October 13, 2011 (1 min read)

"By conceding that In re L and In re G-A- were not overruled prior to the repeal of § 212(c), and then ignoring the rule established by those decisions, the BIA majority completely disregarded the Supreme Court’s controlling decision in St. Cyr.  Determination of impermissible retroactive effect “demands a commonsense, functional judgment” about the legal landscape at the time of repeal. 533 U.S. at 321.  Had Lovan traveled to Laos and returned after his 1991 conviction but before repeal, he would have been considered excludable based on a prior conviction for a “crime involving moral turpitude.” See § 212(a)(2)(A)(i)(I) (1994); In re Olquin-Rufino, 23 I.&N. Dec. 896, 897 (B.I.A. 2006).

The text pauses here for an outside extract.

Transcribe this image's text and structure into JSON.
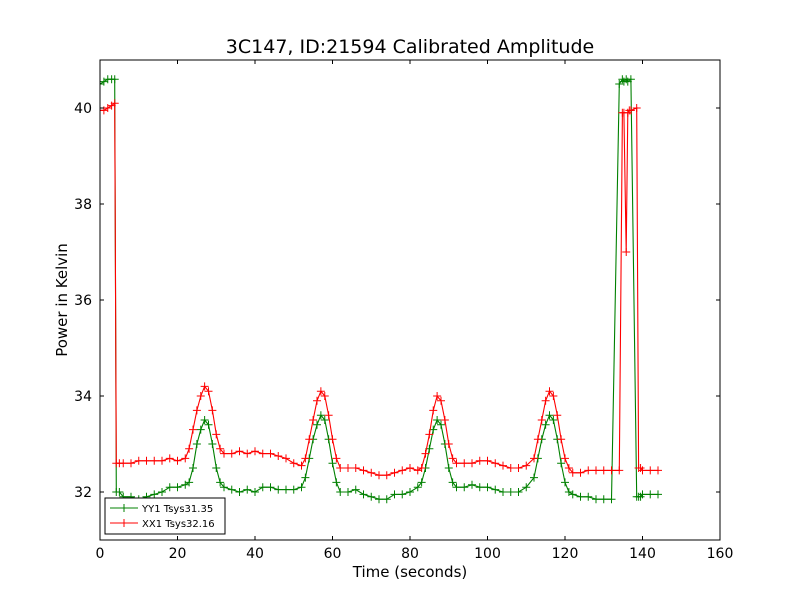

If immigration officials had overlooked this criminal history and admitted him, he would have been eligible for § 212(c) relief nunc pro tunc under In re G-A- as construed in Hernandez-Casillas. If that relief was granted, he could not have been deported “based upon the same criminal conviction,”without regard to the statutory counterpart analysis that was applied to aliens who did not travel in cases like Wadud. In re G-A-, 7 I.&N. Dec. at 275. Rather than analyze the issue of retroactive effect in this manner, the BIA majority simply declared that it was free to apply the statutory counterpart doctrine as it has evolved in post-repeal cases. This “was an error of law in applying St. Cyr”; accordingly, “the agency should proceed to determine whether [Lovan] warrants a § 212 waiver.” Lovan I, 574 F.3d at 996. For these reasons, we grant the petition for review and direct the Attorney General to exercise his § 212(c) discretion and decide whether Lovan warrants a waiver of deportation."

Lovan v. Holder, ("Lovan II,") Oct. 13, 2011.

Hats off to Prof. Barbara A. Schwartz, Clinical Professor of Law, University of Iowa College of Law!